La majorité des universités japonaises renforcent les mesures anti-sectes (enquête)

La majorité des universités japonaises renforcent les mesures anti-sectes (enquête)

Une majorité d’universités japonaises ont renforcé les mesures contre le recrutement de sectes sur le campus après que la fusillade mortelle de l’ancien Premier ministre Shinzo Abe il y a un an a ajouté aux inquiétudes que les étudiants pourraient être des cibles faciles, selon une enquête de Kyodo News.

Sur les 50 universités qui ont donné des réponses valables, 28 ou 56% ont déclaré avoir renforcé les mesures pour alerter les étudiants du risque de rejoindre des sectes alors qu’une controverse a éclaté après l’assassinat d’Abe le 8 juillet de l’année dernière.

Tetsuya Yamagami a déclaré aux enquêteurs qu’il avait tué l’ancien dirigeant en raison de son lien avec l’Église de l’Unification, souvent considérée comme une secte. L’homme de 42 ans en voulait à l’église et a ciblé Abe parce qu’il était un petit-fils de l’ancien Premier ministre Nobusuke Kishi, qui a aidé le groupe religieux à s’établir au Japon.
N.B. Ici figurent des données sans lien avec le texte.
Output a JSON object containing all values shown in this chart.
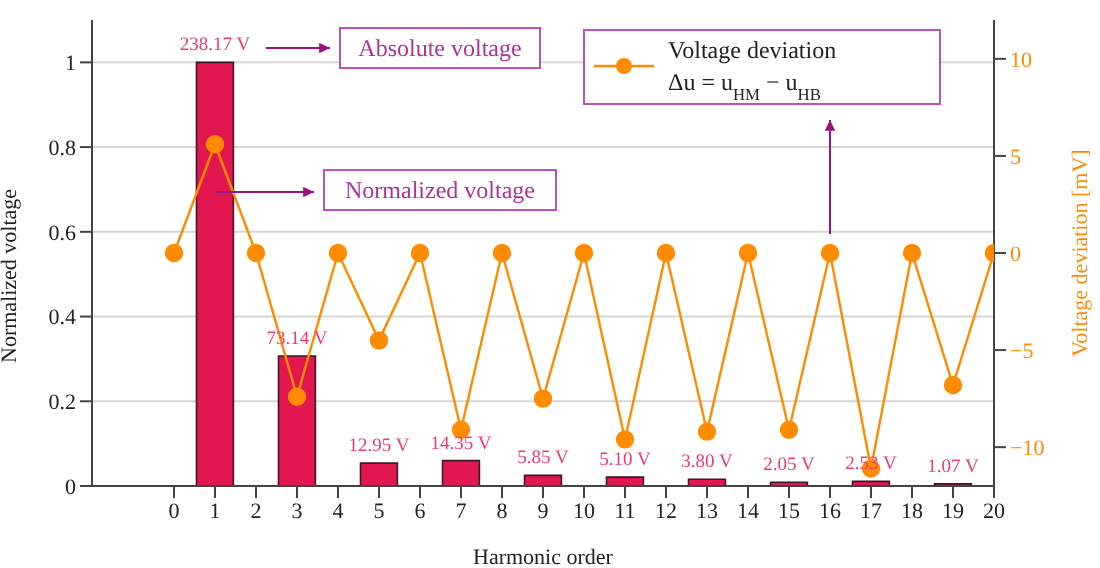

La mère de Yamagami avait fait d’énormes dons à l’église, plongeant la famille dans une détresse financière et émotionnelle.
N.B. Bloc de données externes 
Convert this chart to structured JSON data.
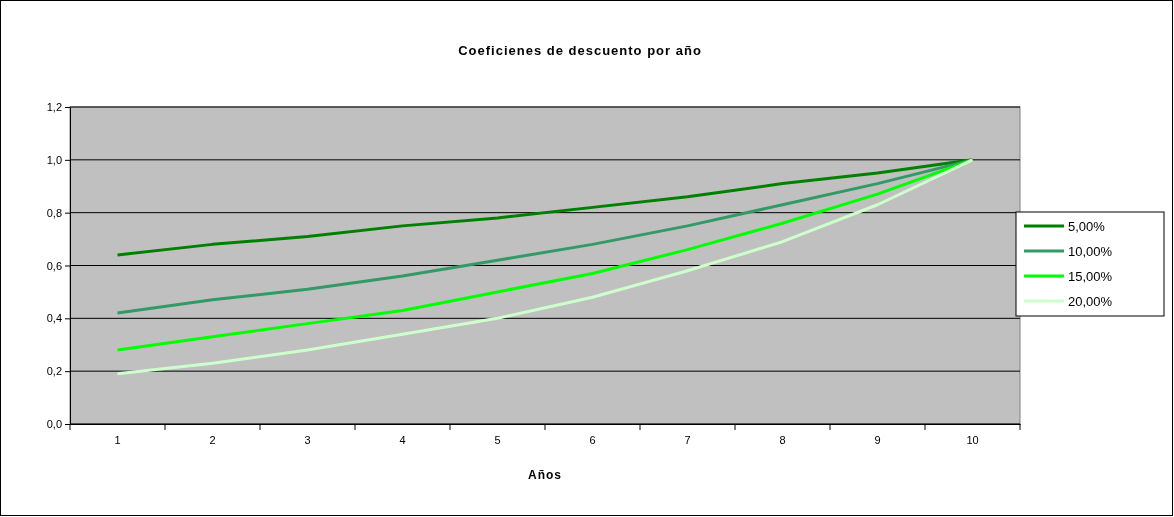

Avec plusieurs réponses autorisées dans l’enquête menée en juin auprès de 65 universités comptant plus de 10 000 étudiants, 16 universités ont déclaré avoir affiché des avertissements sur les babillards et 14 ont déclaré avoir distribué des dépliants.

Entre autres mesures, des conférences ont été dispensées aux étudiants sur les sectes par 12 universités et une augmentation des patrouilles sur les campus par 11 universités.

Sept universités avaient ajouté des avertissements à leurs directives pour les nouveaux étudiants, et deux avaient renforcé les mesures de partage d’informations avec la police.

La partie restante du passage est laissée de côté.